Nessa direção, este artigo aborda o tema do excesso no histórico vivencial do sujeito e seus importantes efeitos traumáticos na vida do sujeito. Para tal, com base no relato de um material clínico, são desenvolvidas reflexões a fim de ilustrar a essencial relação entre as experiências de vida e as condições da realidade intrapsíquica. Por essa experiência de escuta, são enfatizados os efeitos psíquicos decorrentes da condição na qual o excesso marca a singularidade da história de uma paciente.

A proposição do caso clínico como material de discussão sobre os aportes da psicanálise como teoria, método e técnica se fundamenta nas proposições de Magtaz e Berlinck (2012) a respeito da relevância desse tipo de material para a pesquisa em psicanálise. O relato de caso representa a possibilidade de trabalho diante de um problema de investigação e constitui um alicerce para pesquisa (Magtaz & Berlinck, 2012). O material desenvolvido a partir de um relato de caso aborda, segundo os autores, o que foi impactante ao clínico diante de seu estado de atenção flutuante. Baseando-se no preceito de escuta via atenção flutuante, o clínico se depara com o surpreendente, por meio do relato daquilo que lhe capturou atenção, no qual se dá o trabalho de transformação de processos primários em secundários (Magtaz & Berlinck, 2012).

Nessa direção, a interpretação de um caso acontece no trabalho de significação do que foi vivido na transferência. Diante dessa constatação, ao interpretar um caso, busca-se favorecer o pensamento metapsicológico com base na formulação de um problema de pesquisa e em um trabalho de associação por parte do clínico. Portanto o material clínico destina-se a uma transformação metapsicológica e ao questionamento do tema suscitado pela escuta do caso. Logo, segundo os autores, trata-se de

Pensar na construção de uma representação figurativa para o vivido da clínica (para o processo primário) como sendo uma elaboração secundária, uma interpretação ou a possibilidade mesma de transformar vivência em experiência socialmente compartilhada (Magtaz & Berlinck, 2012, p. 78).
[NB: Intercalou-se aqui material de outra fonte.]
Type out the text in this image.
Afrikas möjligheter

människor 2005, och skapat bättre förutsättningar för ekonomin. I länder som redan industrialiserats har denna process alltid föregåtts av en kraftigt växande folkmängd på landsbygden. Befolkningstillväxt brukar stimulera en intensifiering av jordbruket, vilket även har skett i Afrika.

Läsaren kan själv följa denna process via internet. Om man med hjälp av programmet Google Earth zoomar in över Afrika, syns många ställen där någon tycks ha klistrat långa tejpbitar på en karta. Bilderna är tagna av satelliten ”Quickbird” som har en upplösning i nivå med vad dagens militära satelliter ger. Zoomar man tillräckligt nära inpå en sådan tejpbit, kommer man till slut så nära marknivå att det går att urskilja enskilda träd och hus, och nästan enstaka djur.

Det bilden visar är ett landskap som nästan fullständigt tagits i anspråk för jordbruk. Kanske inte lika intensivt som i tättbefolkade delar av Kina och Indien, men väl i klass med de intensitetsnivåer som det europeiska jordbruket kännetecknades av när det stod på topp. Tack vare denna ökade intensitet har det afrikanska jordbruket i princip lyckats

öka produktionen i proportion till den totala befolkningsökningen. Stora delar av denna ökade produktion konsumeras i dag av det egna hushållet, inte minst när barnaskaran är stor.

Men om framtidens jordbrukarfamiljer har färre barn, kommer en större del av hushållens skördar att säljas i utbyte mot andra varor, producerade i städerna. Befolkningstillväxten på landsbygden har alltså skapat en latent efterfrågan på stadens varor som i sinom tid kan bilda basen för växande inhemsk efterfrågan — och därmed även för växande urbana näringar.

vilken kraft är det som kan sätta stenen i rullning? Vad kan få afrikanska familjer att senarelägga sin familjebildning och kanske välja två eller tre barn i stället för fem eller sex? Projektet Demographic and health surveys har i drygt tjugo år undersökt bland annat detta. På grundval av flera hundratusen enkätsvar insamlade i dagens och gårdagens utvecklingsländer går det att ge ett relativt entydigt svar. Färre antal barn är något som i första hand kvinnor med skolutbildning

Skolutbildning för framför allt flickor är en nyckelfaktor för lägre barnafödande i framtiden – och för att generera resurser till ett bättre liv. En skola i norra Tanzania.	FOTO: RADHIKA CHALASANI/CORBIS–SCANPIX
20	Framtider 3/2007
O intuito deste artigo é, portanto, refletir sobre uma situação clínica na qual a condição de escuta foi marcada pela repetição de relatos de violência oriunda da realidade externa a qual, ao ultrapassar as possibilidades do sujeito para sua metabolização, invade a realidade psíquica, provocando importantes fraturas na condição de ser da paciente em questão. Busca-se, assim, explorar as implicações na estruturação do sujeito psíquico de vivências da ordem do traumático as quais, repetidamente, marcam sua história. Trata-se de apresentar reflexões teóricas e técnicas a partir de uma experiência clínica.

 

2. O CONTEXTO INTERSUBJETIVO: ENCONTROS SOB O IMPACTO DO EXCESSO

Sabe-se que, quando não há alguém disponível tanto fisicamente quanto psiquicamente, na situação de encontro primordial, poderá haver comprometimento na organização psíquica infantil. Se, porventura, a mãe (ou um substituto) não puder dar conta das excitações da criança, em razão de suas próprias angústias ou fragilidades, essa situação pode se tornar arrasadora, acarretando danos permanentes no sentido da estruturação de um psiquismo que se constitui na condição de desespero e de invasão de intensidades psíquicas diante das quais não há possibilidades de auto-organização.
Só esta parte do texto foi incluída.